Objective:
This project aims to further our understanding of how controversies over green transitions are exacerbated by a technical framing of the green transition and its solutions. Such disengagement of the green transition from politics through “technification” paradoxically leads to politicization and controversy. To examine this, we focus on wind power development, in particular how the matter of wind turbine sound becomes constituted as contestable ‘noise’. Informed by Science & Technology Studies, we explore the various existing forms of knowledge about wind turbine sound. Based on this, we examine how wind turbine sound is politicized in specific wind farm projects. This informs our experimentation with co-creation workshops, to explore how different forms of knowledge of sound can reach consensus. The project contributes to the field of Science Communication by coupling it with transition and social acceptance studies and to controversy studies by combining it with co-creation theory.
Expected outcome:
Overall, the project aims to provide guidance for the setting of a broader framework for combatting climate change, and positioning of the technification in a more socially sustain-able context. More specifically, our research and workshops will demonstrate the need to create new spaces for co-creation, and deliver inspiration for policy makers and practitioners, so that we can achieve a socially sustainable energy transition.

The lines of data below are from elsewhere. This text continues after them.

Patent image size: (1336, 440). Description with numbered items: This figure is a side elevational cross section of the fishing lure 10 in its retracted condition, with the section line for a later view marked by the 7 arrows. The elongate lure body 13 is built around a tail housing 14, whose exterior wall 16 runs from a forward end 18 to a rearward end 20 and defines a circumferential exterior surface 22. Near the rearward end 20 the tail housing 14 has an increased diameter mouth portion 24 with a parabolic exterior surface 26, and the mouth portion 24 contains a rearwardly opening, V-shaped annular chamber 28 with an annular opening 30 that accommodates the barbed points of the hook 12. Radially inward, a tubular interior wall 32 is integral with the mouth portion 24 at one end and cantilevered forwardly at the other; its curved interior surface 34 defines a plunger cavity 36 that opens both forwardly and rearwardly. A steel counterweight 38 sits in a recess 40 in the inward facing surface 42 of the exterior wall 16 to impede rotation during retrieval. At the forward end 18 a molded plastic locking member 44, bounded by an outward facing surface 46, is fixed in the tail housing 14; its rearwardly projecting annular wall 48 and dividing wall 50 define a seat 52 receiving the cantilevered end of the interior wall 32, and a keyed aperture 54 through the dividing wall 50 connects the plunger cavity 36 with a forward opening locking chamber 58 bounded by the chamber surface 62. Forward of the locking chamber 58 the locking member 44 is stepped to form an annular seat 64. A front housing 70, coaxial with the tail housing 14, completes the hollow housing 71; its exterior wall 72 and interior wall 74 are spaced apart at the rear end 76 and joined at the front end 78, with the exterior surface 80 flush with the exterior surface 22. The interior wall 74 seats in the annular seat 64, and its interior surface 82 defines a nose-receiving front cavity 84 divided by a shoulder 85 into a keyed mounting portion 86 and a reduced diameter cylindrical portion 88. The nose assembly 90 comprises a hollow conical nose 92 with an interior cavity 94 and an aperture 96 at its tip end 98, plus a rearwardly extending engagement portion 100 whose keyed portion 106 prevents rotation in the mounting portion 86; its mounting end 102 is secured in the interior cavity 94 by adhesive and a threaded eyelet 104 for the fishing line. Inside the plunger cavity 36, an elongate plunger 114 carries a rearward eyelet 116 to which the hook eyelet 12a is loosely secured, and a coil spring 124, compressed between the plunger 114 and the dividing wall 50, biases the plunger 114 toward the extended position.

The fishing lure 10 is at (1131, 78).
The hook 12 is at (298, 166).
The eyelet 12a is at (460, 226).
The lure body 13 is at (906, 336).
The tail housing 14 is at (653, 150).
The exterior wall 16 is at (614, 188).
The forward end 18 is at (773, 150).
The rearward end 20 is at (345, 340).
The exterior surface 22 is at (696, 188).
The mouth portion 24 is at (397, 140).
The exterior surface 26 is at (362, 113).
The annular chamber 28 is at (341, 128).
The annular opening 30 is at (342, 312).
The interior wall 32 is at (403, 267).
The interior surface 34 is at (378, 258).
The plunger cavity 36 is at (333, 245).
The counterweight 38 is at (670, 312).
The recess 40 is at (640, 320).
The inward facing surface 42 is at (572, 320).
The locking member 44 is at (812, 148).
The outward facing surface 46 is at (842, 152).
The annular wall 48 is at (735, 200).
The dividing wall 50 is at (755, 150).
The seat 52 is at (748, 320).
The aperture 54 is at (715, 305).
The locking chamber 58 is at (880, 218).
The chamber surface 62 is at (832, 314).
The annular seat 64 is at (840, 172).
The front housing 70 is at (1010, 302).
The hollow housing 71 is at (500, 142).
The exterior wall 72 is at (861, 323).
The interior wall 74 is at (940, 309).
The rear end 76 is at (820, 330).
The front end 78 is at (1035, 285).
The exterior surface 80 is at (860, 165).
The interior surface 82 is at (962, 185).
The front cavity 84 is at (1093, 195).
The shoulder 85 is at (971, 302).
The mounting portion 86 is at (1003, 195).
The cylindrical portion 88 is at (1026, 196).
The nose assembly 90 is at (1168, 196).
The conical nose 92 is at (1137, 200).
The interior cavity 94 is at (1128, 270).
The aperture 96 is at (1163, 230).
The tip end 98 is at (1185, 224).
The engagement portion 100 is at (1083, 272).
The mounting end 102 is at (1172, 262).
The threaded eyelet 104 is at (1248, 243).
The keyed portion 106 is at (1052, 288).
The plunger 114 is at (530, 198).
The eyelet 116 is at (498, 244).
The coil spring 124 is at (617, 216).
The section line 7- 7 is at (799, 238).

The types of data collected for the CO-GREEN project involve primarily qualitative research data such as online resources, news media content, public consultation responses, interviews, and notes from field observations related to our participation in events such as public hearings and workshops.
For inquiries into the data, or whether your information is within the data, please contact sonyb@dtu.dk.
This project began January 2021 and runs for 3 years.
Total project budget: 6.18 mio. DKK.
Also see the video interview with Professor Maja Horst:
Denmark should be a leader not only in wind energy research but also as a wind energy society. For that to happen we need to engage in dialogue with people at all levels of society about how we use wind as a shared resource that benefits and advances our entire nation.